Military necessity relates to those acts needed to achieve a military objective, or win a battle, and no more. Distinction means not targeting, and being careful not to inadvertently damage civilians and civilian property. Proportionality prohibits the use of any force that exceeds that needed to accomplish the military objective. Sounds fair, but in the context of occupying Afghanistan (or any occupation), is following the laws of armed conflict even possible?

Notwithstanding the military spokeswoman’s allegations of soldierly medical care for blown up babies, the LOAC cannot honestly be observed in military occupations. Ever.

Odom and Bacevich have described our foreign policy and security challenges as evolving recently, mid-20th century, and their writings indicate that there may be a way, or at least a hope, for our military empire to be benign. In this, they are conservative in the sense that Joe Biden and John McCain are conservative.
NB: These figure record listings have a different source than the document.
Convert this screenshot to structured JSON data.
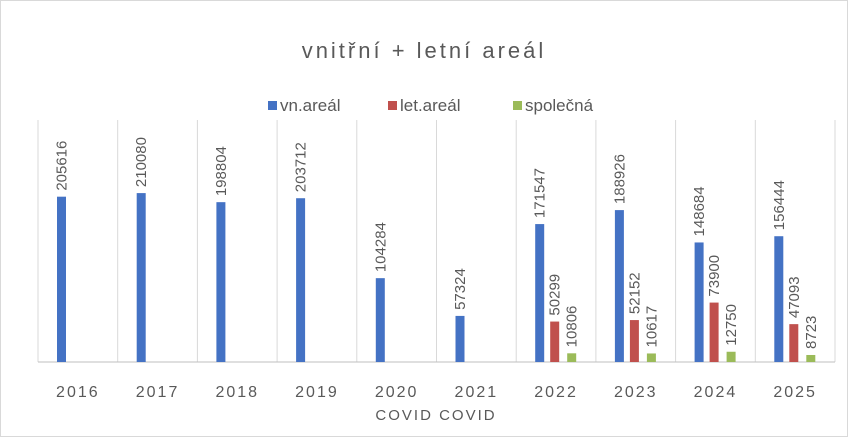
{
  "chart_data": {
    "type": "bar",
    "title": "vnitřní + letní areál",
    "categories": [
      "2016",
      "2017",
      "2018",
      "2019",
      "2020",
      "2021",
      "2022",
      "2023",
      "2024",
      "2025"
    ],
    "x_label": "COVID COVID",
    "series": [
      {
        "name": "vn.areál",
        "color": "#4472c4",
        "values": [
          205616,
          210080,
          198804,
          203712,
          104284,
          57324,
          171547,
          188926,
          148684,
          156444
        ]
      },
      {
        "name": "let.areál",
        "color": "#c0504d",
        "values": [
          null,
          null,
          null,
          null,
          null,
          null,
          50299,
          52152,
          73900,
          47093
        ]
      },
      {
        "name": "společná",
        "color": "#9bbb59",
        "values": [
          null,
          null,
          null,
          null,
          null,
          null,
          10806,
          10617,
          12750,
          8723
        ]
      }
    ],
    "ylim": [
      0,
      250000
    ],
    "grid": true,
    "legend": "top"
  }
}
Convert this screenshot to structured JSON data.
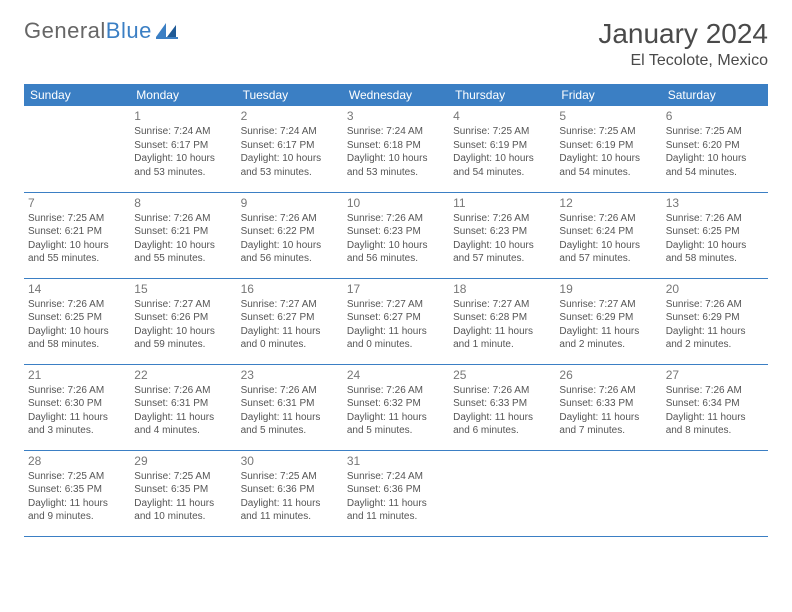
{
  "logo": {
    "word1": "General",
    "word2": "Blue"
  },
  "title": "January 2024",
  "location": "El Tecolote, Mexico",
  "colors": {
    "header_bg": "#3b7fc4",
    "header_fg": "#ffffff",
    "border": "#3b7fc4",
    "text": "#555555",
    "daynum": "#777777",
    "title": "#4a4a4a"
  },
  "weekdays": [
    "Sunday",
    "Monday",
    "Tuesday",
    "Wednesday",
    "Thursday",
    "Friday",
    "Saturday"
  ],
  "start_offset": 1,
  "days": [
    {
      "n": 1,
      "sr": "7:24 AM",
      "ss": "6:17 PM",
      "dl": "10 hours and 53 minutes."
    },
    {
      "n": 2,
      "sr": "7:24 AM",
      "ss": "6:17 PM",
      "dl": "10 hours and 53 minutes."
    },
    {
      "n": 3,
      "sr": "7:24 AM",
      "ss": "6:18 PM",
      "dl": "10 hours and 53 minutes."
    },
    {
      "n": 4,
      "sr": "7:25 AM",
      "ss": "6:19 PM",
      "dl": "10 hours and 54 minutes."
    },
    {
      "n": 5,
      "sr": "7:25 AM",
      "ss": "6:19 PM",
      "dl": "10 hours and 54 minutes."
    },
    {
      "n": 6,
      "sr": "7:25 AM",
      "ss": "6:20 PM",
      "dl": "10 hours and 54 minutes."
    },
    {
      "n": 7,
      "sr": "7:25 AM",
      "ss": "6:21 PM",
      "dl": "10 hours and 55 minutes."
    },
    {
      "n": 8,
      "sr": "7:26 AM",
      "ss": "6:21 PM",
      "dl": "10 hours and 55 minutes."
    },
    {
      "n": 9,
      "sr": "7:26 AM",
      "ss": "6:22 PM",
      "dl": "10 hours and 56 minutes."
    },
    {
      "n": 10,
      "sr": "7:26 AM",
      "ss": "6:23 PM",
      "dl": "10 hours and 56 minutes."
    },
    {
      "n": 11,
      "sr": "7:26 AM",
      "ss": "6:23 PM",
      "dl": "10 hours and 57 minutes."
    },
    {
      "n": 12,
      "sr": "7:26 AM",
      "ss": "6:24 PM",
      "dl": "10 hours and 57 minutes."
    },
    {
      "n": 13,
      "sr": "7:26 AM",
      "ss": "6:25 PM",
      "dl": "10 hours and 58 minutes."
    },
    {
      "n": 14,
      "sr": "7:26 AM",
      "ss": "6:25 PM",
      "dl": "10 hours and 58 minutes."
    },
    {
      "n": 15,
      "sr": "7:27 AM",
      "ss": "6:26 PM",
      "dl": "10 hours and 59 minutes."
    },
    {
      "n": 16,
      "sr": "7:27 AM",
      "ss": "6:27 PM",
      "dl": "11 hours and 0 minutes."
    },
    {
      "n": 17,
      "sr": "7:27 AM",
      "ss": "6:27 PM",
      "dl": "11 hours and 0 minutes."
    },
    {
      "n": 18,
      "sr": "7:27 AM",
      "ss": "6:28 PM",
      "dl": "11 hours and 1 minute."
    },
    {
      "n": 19,
      "sr": "7:27 AM",
      "ss": "6:29 PM",
      "dl": "11 hours and 2 minutes."
    },
    {
      "n": 20,
      "sr": "7:26 AM",
      "ss": "6:29 PM",
      "dl": "11 hours and 2 minutes."
    },
    {
      "n": 21,
      "sr": "7:26 AM",
      "ss": "6:30 PM",
      "dl": "11 hours and 3 minutes."
    },
    {
      "n": 22,
      "sr": "7:26 AM",
      "ss": "6:31 PM",
      "dl": "11 hours and 4 minutes."
    },
    {
      "n": 23,
      "sr": "7:26 AM",
      "ss": "6:31 PM",
      "dl": "11 hours and 5 minutes."
    },
    {
      "n": 24,
      "sr": "7:26 AM",
      "ss": "6:32 PM",
      "dl": "11 hours and 5 minutes."
    },
    {
      "n": 25,
      "sr": "7:26 AM",
      "ss": "6:33 PM",
      "dl": "11 hours and 6 minutes."
    },
    {
      "n": 26,
      "sr": "7:26 AM",
      "ss": "6:33 PM",
      "dl": "11 hours and 7 minutes."
    },
    {
      "n": 27,
      "sr": "7:26 AM",
      "ss": "6:34 PM",
      "dl": "11 hours and 8 minutes."
    },
    {
      "n": 28,
      "sr": "7:25 AM",
      "ss": "6:35 PM",
      "dl": "11 hours and 9 minutes."
    },
    {
      "n": 29,
      "sr": "7:25 AM",
      "ss": "6:35 PM",
      "dl": "11 hours and 10 minutes."
    },
    {
      "n": 30,
      "sr": "7:25 AM",
      "ss": "6:36 PM",
      "dl": "11 hours and 11 minutes."
    },
    {
      "n": 31,
      "sr": "7:24 AM",
      "ss": "6:36 PM",
      "dl": "11 hours and 11 minutes."
    }
  ]
}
In 1963, looking at libertarian solutions for war and defense, Murray Rothbard wrote, "For it is precisely the characteristic of modern weapons that they cannot be used selectively, cannot be used in a libertarian manner. Therefore, their very existence must be condemned…." In "War, Peace, and the State," Rothbard addresses primarily nuclear weapons, but makes clear that the indiscriminate nature of conventional weapons, for the same reason, renders their use unacceptable, immoral and wrong.

But without these weapons, how would we fight our war in Afghanistan, occupy that country, and counter the nationalists, the tribalists, the Taliban, the hundreds of families and thousands of sons and daughters, wives and husbands each seeking their own vengeance, each asserting their existence as angry and powerful people, not faceless collateral damage?

Of course, we could not fight such a war, and we should not. Sadly, the government and the American demos believe freedom and prosperity, our own and that of others, can and ought to be produced by force. This belief is anti-American, un-conservative, and logically flawed. It is wrongheaded, and it is the foreign policy and heartfelt ideology of both major presidential candidates.

As American occupations bring suffering — untold and denied, unmeasured so as to be deniable — Washington cannot understand why the occupied do not simply submit. Whether it is cake, or brioche, or the heavy American porridge of bristling state socialism and angry imperialism, the Bush-Obama-McCain answer to heartbroken Afghans and to the world, is "Eat it!"